名を呼ぶことを許してやる/4
そうして、約一ヶ月後。
静まりかえったオフィスで、かたかたとキーボード打って作業していると、画面の端に異変が起きた。
(メール……?)
グループリーダーからのものだった。
――こちらのメールを送られた方は声をかけたら、一階の会議室へきてください。
しばらくして、一緒に連れ立って、小さな部屋で話を切り出された。
「以前お話しした通り、大変申し訳ありませんが、来月いっぱいで契約は打ち切りになります」
「わかりました……」
倫礼はショックだった。
実家暮らしから結婚をして、初めての一人暮らしは、半年もせずに暗礁へと乗り上げてしまった。
習っとは言え、感覚で生きてきた彼女が理論をすぐに使えることもなく、失敗するまで、対策を取らなかったことが裏目に出たのだ。
ひどいストレスの中、必死に仕事を探す。家賃が払えなかったら、どうすればいいのだろう。食べるものが買えなくなったら、どうすればいいのだろうと。
(仕事が見つからない)
恋人の仕事は急に忙しくなり、連絡がほとんど取れない日々が続く。
(お金がなくなったら、家賃が払えなくなったら、どうやって生活すればいいんだろう?)
携帯電話を握りしめては、忙しくて返事を返す暇もない彼へ、迷惑はかけられないと、首を横に振る。

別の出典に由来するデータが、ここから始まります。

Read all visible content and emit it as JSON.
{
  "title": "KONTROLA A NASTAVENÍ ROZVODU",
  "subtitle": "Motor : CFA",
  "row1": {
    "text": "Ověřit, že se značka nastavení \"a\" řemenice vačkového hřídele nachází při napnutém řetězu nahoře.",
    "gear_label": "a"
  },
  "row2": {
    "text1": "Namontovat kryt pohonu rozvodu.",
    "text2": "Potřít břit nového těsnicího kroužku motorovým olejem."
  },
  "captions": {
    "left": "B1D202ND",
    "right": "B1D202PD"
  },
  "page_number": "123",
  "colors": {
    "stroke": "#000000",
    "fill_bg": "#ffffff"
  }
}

(頼っちゃダメだよ。自分のことなんだから。でも、悲しい)
感情ではなく理論だ。自分に言い聞かせて、先へがむしゃらに進もうとする。
(悲しんでないで、次のバイトを見つけないと……)
仕事をしながら、次の職を探す。したこともない生活で、倫礼はどんどん疲弊していった。
(また不採用。もう五十件目だよ)
焦るだけ空回りで、
(もう、嫌だ。辛くて苦しい)
くたくたに疲れ切って、彼女はまたこのループへ戻ってきてしまった。
(死にたい。死にたい。死にたい。死にたい。死にたい。死にたい。死にたい。死にたい。死にたい。死にたい。死にたい。死にたい。死にたい。死にたい。死にたい。死にたい……)
立っていられないほどの悲しみで、電車に乗っていても、人がそばにいようとも、泣いてしまうばかりで、意識が朦朧としている彼女は携帯電話を手に取り、とうとうこのメッセージを恋人へ送ってしまった。
『死にたい――』
それっきり返事は返ってこなかった。
ひどい後悔が襲う。
彼の以前付き合っていた人は、自分と同じように霊感があった。それはとても怖いもので、死ぬように言ってくるものだった。

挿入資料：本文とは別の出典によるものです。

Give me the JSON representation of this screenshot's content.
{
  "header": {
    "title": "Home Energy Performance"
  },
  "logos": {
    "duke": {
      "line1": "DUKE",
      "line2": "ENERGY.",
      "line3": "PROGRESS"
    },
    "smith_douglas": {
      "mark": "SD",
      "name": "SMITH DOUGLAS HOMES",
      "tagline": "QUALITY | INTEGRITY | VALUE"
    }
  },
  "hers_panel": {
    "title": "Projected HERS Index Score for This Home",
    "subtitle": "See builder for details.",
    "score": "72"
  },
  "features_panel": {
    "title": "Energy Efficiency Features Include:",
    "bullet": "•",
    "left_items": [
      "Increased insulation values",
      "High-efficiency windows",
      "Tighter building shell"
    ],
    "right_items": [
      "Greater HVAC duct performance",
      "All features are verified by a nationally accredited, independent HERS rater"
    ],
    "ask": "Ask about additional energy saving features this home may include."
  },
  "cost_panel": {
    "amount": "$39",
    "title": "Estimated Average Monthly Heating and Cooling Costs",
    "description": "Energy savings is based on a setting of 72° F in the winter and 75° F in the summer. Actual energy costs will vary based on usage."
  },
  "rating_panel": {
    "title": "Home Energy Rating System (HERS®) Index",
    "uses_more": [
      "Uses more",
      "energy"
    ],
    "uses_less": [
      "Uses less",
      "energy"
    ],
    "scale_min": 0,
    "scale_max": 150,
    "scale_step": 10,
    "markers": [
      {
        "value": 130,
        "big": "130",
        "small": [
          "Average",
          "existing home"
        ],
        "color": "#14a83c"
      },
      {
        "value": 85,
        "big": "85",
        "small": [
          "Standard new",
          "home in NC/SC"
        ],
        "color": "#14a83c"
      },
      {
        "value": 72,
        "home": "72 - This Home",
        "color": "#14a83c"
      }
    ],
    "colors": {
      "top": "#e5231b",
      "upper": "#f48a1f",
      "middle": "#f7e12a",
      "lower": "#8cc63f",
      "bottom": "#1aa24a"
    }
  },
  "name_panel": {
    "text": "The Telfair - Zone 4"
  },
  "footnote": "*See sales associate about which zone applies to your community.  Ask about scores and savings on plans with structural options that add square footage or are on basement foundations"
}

結婚をすれば、その恐怖から逃げられると言われたが、式の一週間前に恋人は自殺をしたのだ――。
どうして、大切な人を守れないのだろうと、倫礼は後悔してもし切れず、しばらくひどい喪失感と自責の念に悩まされた。
自分の感情が大きな戦車か何かで、無理やり引きずられてくような感覚で、過ぎたあとにはひび割れた大地が深くえぐられているだけ。
何かが狂っておかしいままなのに、それに気づかず、彼女は懸命に生きてゆくのだった。